The court grew silent, still. The court reporter pulled the recording mask from her face and looked over. Summers pushed up his eyeglasses and stared down. Fernandez knew he had everyone’s attention, and he took his time. This was only a prelim, and there was no jury, but Parish could see that he was playing to Summers and the press. His
strategy was clear. End the day on a high note. Give the onlookers a memorable image they’d carry with them for the next eighteen hours. The murder weapon.

“Do you recognize this, Detective Ho?” Fernandez asked, gingerly lifting up a big black kitchen knife.

These are the moments at trial that defense lawyers dread—when a key piece of physical evidence is presented. It is one thing to hear about a knife or to look at photographs of a knife, but the moment when you actually see it has its own natural drama. Even from where she sat, Parish spotted specks of dried blood on the silver blade. She’d spent hours studying the pictures of the knife that had been provided to her as part of the disclosure of the Crown case, but actually seeing it for the first time sent a chill down her back.

At law school her professor had told them about the cigar trick of the famous defense lawyer Clarence Darrow. He’d take one of his wife’s hairpins and insert it into the head of a cigar.

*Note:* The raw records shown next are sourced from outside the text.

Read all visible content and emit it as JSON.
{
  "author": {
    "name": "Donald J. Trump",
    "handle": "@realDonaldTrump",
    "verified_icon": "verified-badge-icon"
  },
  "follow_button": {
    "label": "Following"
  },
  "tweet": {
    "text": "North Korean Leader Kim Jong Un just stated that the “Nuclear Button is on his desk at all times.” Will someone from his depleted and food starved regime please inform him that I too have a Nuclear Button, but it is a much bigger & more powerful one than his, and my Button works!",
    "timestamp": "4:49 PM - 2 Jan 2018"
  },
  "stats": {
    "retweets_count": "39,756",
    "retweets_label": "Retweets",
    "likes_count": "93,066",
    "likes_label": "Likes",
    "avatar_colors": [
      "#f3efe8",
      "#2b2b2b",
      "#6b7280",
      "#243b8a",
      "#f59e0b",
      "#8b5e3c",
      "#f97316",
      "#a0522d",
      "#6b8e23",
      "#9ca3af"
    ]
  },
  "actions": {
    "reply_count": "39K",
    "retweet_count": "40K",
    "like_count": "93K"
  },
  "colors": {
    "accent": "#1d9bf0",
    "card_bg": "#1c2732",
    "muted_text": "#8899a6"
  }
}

The wire prevented the ash from falling, even as it grew precariously in length. Darrow timed it so that just when the worst piece of evidence was coming out, the ashes at the end of his cigar would be impossibly long. The jury would be distracted. Transfixed, they’d watch his cigar and ignore the prosecution.

Parish did the only thing she could. Looked right at the knife and tried to pretend she was completely bored.

“Yes, I recognize that knife,” Ho said.

“Where was it found?” Fernandez asked as the clock ticked past 4:30.

Ho pointed to the floor plan sketch. “On the floor in the space between the counter and the stove.”

“And did you find it during your initial search of the condominium?”

This was a smart question by Fernandez. A subtle way to underscore that the knife appeared to have been hidden.

“I didn’t actually find it. After my initial review of the scene, Officer Kennicott and Detective Greene did a more detailed search, and they discovered this knife.”

“Can you describe this knife for us?” Fernandez said, nicely dovetailing his question with the last answer.

“It’s a black Henckels kitchen knife,” Ho said, picking it up and running his fingers just over top of the blade. “It’s ten point eight inches in total length. The handle’s three point four inches long, and the blade’s seven point four inches in length. The blade tapers to a fine point, the width going from one point seven five inches to the tip.”

He managed to describe the knife for a full ten minutes. When he finally finished, it was 4:45. Ho looked pleased with himself. Summers looked as if he wanted to kill him. The reporters looked like a bunch of children who had to go to the bathroom, so anxious were they to get out of there and file their stories in time for their deadlines. And somehow the drama of the moment seemed to have dissipated.

“This court will resume tomorrow at ten in the morning,” the clerk finally said, dismissing the court at ten to five. Everyone rose. Judge Summers gave Fernandez an aggrieved look and flew off the bench. As Parish started packing up her books, she saw a folded piece of paper on her desk with the name “Nancy” written in Fernandez’s neat script.

She looked over at him. He was looking away, toward Greene. He must have just passed it to her when he sat down. She opened the note. It said, “Nancy, can I talk to you after court in my office? Thanks, Albert.”

When a Crown wants to talk to a defense lawyer, it means one of two things. Either he wants to make a deal or he has some new—inevitably bad—evidence to hand over. She clicked her pen and wrote, “Hey, Al, glad to see we’re on a first-name basis. See you in ten. Nance,” and slipped it back to him.